参考:官庁営繕:公共建築工事標準単価積算基準 – 国土交通省

間接工事費の内訳

間接工事費は、「共通仮設費」「一般管理費」「現場管理費」の3つで構成されています。それぞれの内訳について、詳しく解説します。

共通仮設費

共通仮設費は、工事現場で仮設され、工事終了時には撤去される仮設物の費用です。足場や管理事務所、従業員の休憩所などの設置費用、仮設物に関わる光熱費、排水工事、備品代、撤去費用などが該当します。調査や測量などにかかる費用や、近隣住人への防音対策の費用も、含まれます。共通仮設費の主な項目は、以下のとおりです。

  • 準備費

  • 仮設建物費

  • 工事施設費

  • 環境安全費

  • 動力用光熱費

  • 屋外整理清掃費

  • 機械器具費

  • その他

仮設物の設置前に行う調査費用や運搬費用、撤去費用なども共通仮設費にあたります。
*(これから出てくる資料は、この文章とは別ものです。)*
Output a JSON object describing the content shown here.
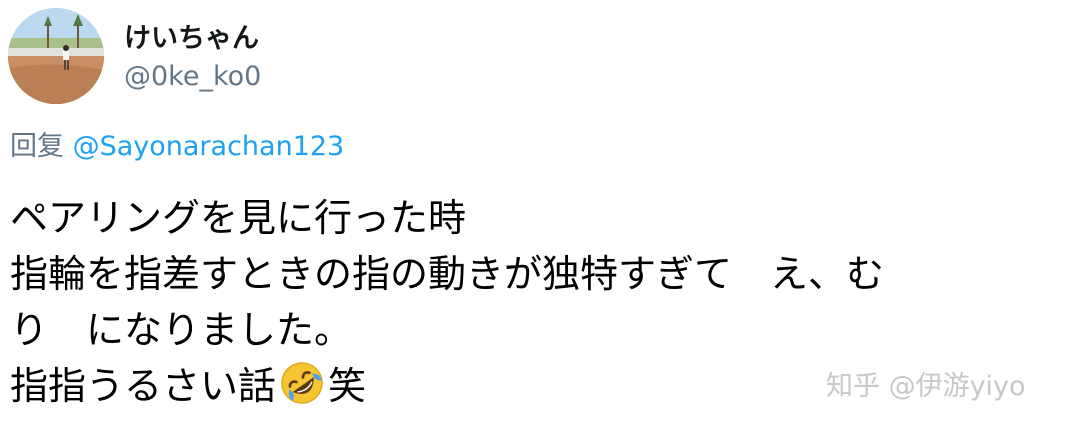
{
  "author": {
    "display_name": "けいちゃん",
    "handle": "@0ke_ko0"
  },
  "reply": {
    "prefix": "回复",
    "mention": "@Sayonarachan123"
  },
  "tweet": {
    "line1": "ペアリングを見に行った時",
    "line2": "指輪を指差すときの指の動きが独特すぎて　え、む",
    "line3": "り　になりました。",
    "line4_before_emoji": "指指うるさい話",
    "emoji": "rolling-on-floor-laughing-emoji",
    "line4_after_emoji": "笑"
  },
  "watermark": {
    "text": "知乎 @伊游yiyo"
  }
}
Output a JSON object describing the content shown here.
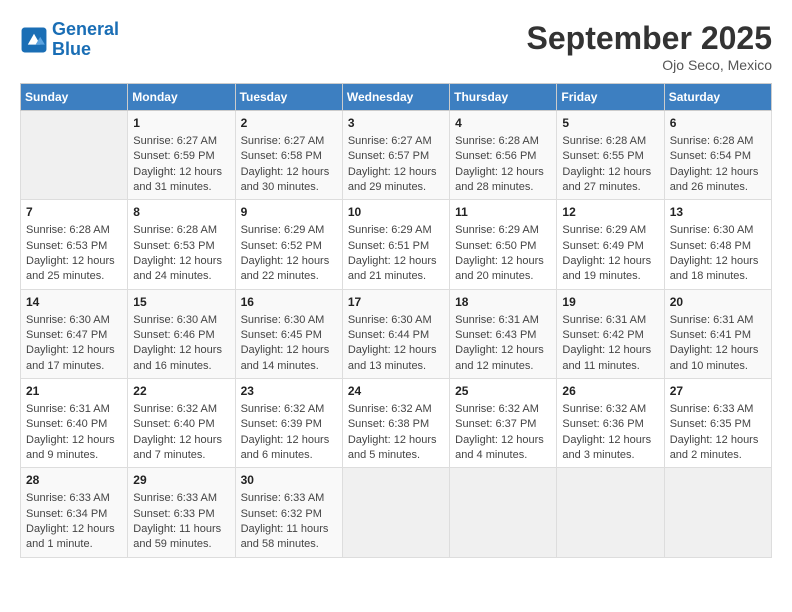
{
  "header": {
    "logo_line1": "General",
    "logo_line2": "Blue",
    "month_title": "September 2025",
    "location": "Ojo Seco, Mexico"
  },
  "days_of_week": [
    "Sunday",
    "Monday",
    "Tuesday",
    "Wednesday",
    "Thursday",
    "Friday",
    "Saturday"
  ],
  "weeks": [
    [
      {
        "day": "",
        "content": ""
      },
      {
        "day": "1",
        "content": "Sunrise: 6:27 AM\nSunset: 6:59 PM\nDaylight: 12 hours and 31 minutes."
      },
      {
        "day": "2",
        "content": "Sunrise: 6:27 AM\nSunset: 6:58 PM\nDaylight: 12 hours and 30 minutes."
      },
      {
        "day": "3",
        "content": "Sunrise: 6:27 AM\nSunset: 6:57 PM\nDaylight: 12 hours and 29 minutes."
      },
      {
        "day": "4",
        "content": "Sunrise: 6:28 AM\nSunset: 6:56 PM\nDaylight: 12 hours and 28 minutes."
      },
      {
        "day": "5",
        "content": "Sunrise: 6:28 AM\nSunset: 6:55 PM\nDaylight: 12 hours and 27 minutes."
      },
      {
        "day": "6",
        "content": "Sunrise: 6:28 AM\nSunset: 6:54 PM\nDaylight: 12 hours and 26 minutes."
      }
    ],
    [
      {
        "day": "7",
        "content": "Sunrise: 6:28 AM\nSunset: 6:53 PM\nDaylight: 12 hours and 25 minutes."
      },
      {
        "day": "8",
        "content": "Sunrise: 6:28 AM\nSunset: 6:53 PM\nDaylight: 12 hours and 24 minutes."
      },
      {
        "day": "9",
        "content": "Sunrise: 6:29 AM\nSunset: 6:52 PM\nDaylight: 12 hours and 22 minutes."
      },
      {
        "day": "10",
        "content": "Sunrise: 6:29 AM\nSunset: 6:51 PM\nDaylight: 12 hours and 21 minutes."
      },
      {
        "day": "11",
        "content": "Sunrise: 6:29 AM\nSunset: 6:50 PM\nDaylight: 12 hours and 20 minutes."
      },
      {
        "day": "12",
        "content": "Sunrise: 6:29 AM\nSunset: 6:49 PM\nDaylight: 12 hours and 19 minutes."
      },
      {
        "day": "13",
        "content": "Sunrise: 6:30 AM\nSunset: 6:48 PM\nDaylight: 12 hours and 18 minutes."
      }
    ],
    [
      {
        "day": "14",
        "content": "Sunrise: 6:30 AM\nSunset: 6:47 PM\nDaylight: 12 hours and 17 minutes."
      },
      {
        "day": "15",
        "content": "Sunrise: 6:30 AM\nSunset: 6:46 PM\nDaylight: 12 hours and 16 minutes."
      },
      {
        "day": "16",
        "content": "Sunrise: 6:30 AM\nSunset: 6:45 PM\nDaylight: 12 hours and 14 minutes."
      },
      {
        "day": "17",
        "content": "Sunrise: 6:30 AM\nSunset: 6:44 PM\nDaylight: 12 hours and 13 minutes."
      },
      {
        "day": "18",
        "content": "Sunrise: 6:31 AM\nSunset: 6:43 PM\nDaylight: 12 hours and 12 minutes."
      },
      {
        "day": "19",
        "content": "Sunrise: 6:31 AM\nSunset: 6:42 PM\nDaylight: 12 hours and 11 minutes."
      },
      {
        "day": "20",
        "content": "Sunrise: 6:31 AM\nSunset: 6:41 PM\nDaylight: 12 hours and 10 minutes."
      }
    ],
    [
      {
        "day": "21",
        "content": "Sunrise: 6:31 AM\nSunset: 6:40 PM\nDaylight: 12 hours and 9 minutes."
      },
      {
        "day": "22",
        "content": "Sunrise: 6:32 AM\nSunset: 6:40 PM\nDaylight: 12 hours and 7 minutes."
      },
      {
        "day": "23",
        "content": "Sunrise: 6:32 AM\nSunset: 6:39 PM\nDaylight: 12 hours and 6 minutes."
      },
      {
        "day": "24",
        "content": "Sunrise: 6:32 AM\nSunset: 6:38 PM\nDaylight: 12 hours and 5 minutes."
      },
      {
        "day": "25",
        "content": "Sunrise: 6:32 AM\nSunset: 6:37 PM\nDaylight: 12 hours and 4 minutes."
      },
      {
        "day": "26",
        "content": "Sunrise: 6:32 AM\nSunset: 6:36 PM\nDaylight: 12 hours and 3 minutes."
      },
      {
        "day": "27",
        "content": "Sunrise: 6:33 AM\nSunset: 6:35 PM\nDaylight: 12 hours and 2 minutes."
      }
    ],
    [
      {
        "day": "28",
        "content": "Sunrise: 6:33 AM\nSunset: 6:34 PM\nDaylight: 12 hours and 1 minute."
      },
      {
        "day": "29",
        "content": "Sunrise: 6:33 AM\nSunset: 6:33 PM\nDaylight: 11 hours and 59 minutes."
      },
      {
        "day": "30",
        "content": "Sunrise: 6:33 AM\nSunset: 6:32 PM\nDaylight: 11 hours and 58 minutes."
      },
      {
        "day": "",
        "content": ""
      },
      {
        "day": "",
        "content": ""
      },
      {
        "day": "",
        "content": ""
      },
      {
        "day": "",
        "content": ""
      }
    ]
  ]
}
ほかにも、荷物を吊り上げるクレーン車や警備を担うガードマン、工事の安全性を確保する敷地の仮囲い、機材の落下防止のためのネットなどの費用も含まれています。

関連記事:共通仮設費とは?含まれる費用や計算方法などを解説!

現場管理費

現場管理費は、工事現場を管理するために必要な費用です。職人以外の従業員の給与や損害保険料、火災保険料、通信費、職人の給与以外の手当、広告費などが含まれます。現場管理費が工事費の予算を超えてしまうことで、大幅な赤字につながるため、入念に積算を行う必要があるでしょう。現場管理費は17項目あり、1つでも漏れると積算金額に誤差が生じます。

現場管理費の17項目は、以下のとおりです。

  • 労務管理費

  • 安全訓練等に要する費用

  • 租税公課

  • 保険料

  • 作業員の給料手当

  • 退職金

  • 法定福利費

  • 福利厚生費

  • 事務用品費

  • 通信交通費

  • 交際費

  • 補償費

  • 外注経費

  • 工事登録等に要する費用

  • 動力、用水光熱費

  • 公共事業労務費調査に要する費用

  • 雑費

関連記事:現場管理費とは?内訳や一般管理費との違いを解説!

一般管理費

一般管理費とは、企業の経営維持に関わる費用のことです。本社や支店で勤務する従業員の給与、福利厚生、役員報酬、光熱費、通信費、広告費などが該当します。工事現場とは異なるところで発生する費用であり、わかりにくいため注意が必要です。企業運営に必要な費用は、工事ごとに負担を分担します。主な項目は、以下のとおりです。

  • 人件費関連

  • 物件にかかる費用関連

  • 税金関連

  • その他

工事費用を削減する際、直接工事費を削減するのは難しいため、一般管理費からの削減が一般的です。人件費といった一般管理費を削ると、現場で働く従業員の環境に悪影響を及ぼす場合があります。国土交通省では一般管理費等率を定め、一定割合以上にしなくてはならないというルールを設けているため、把握しておきましょう。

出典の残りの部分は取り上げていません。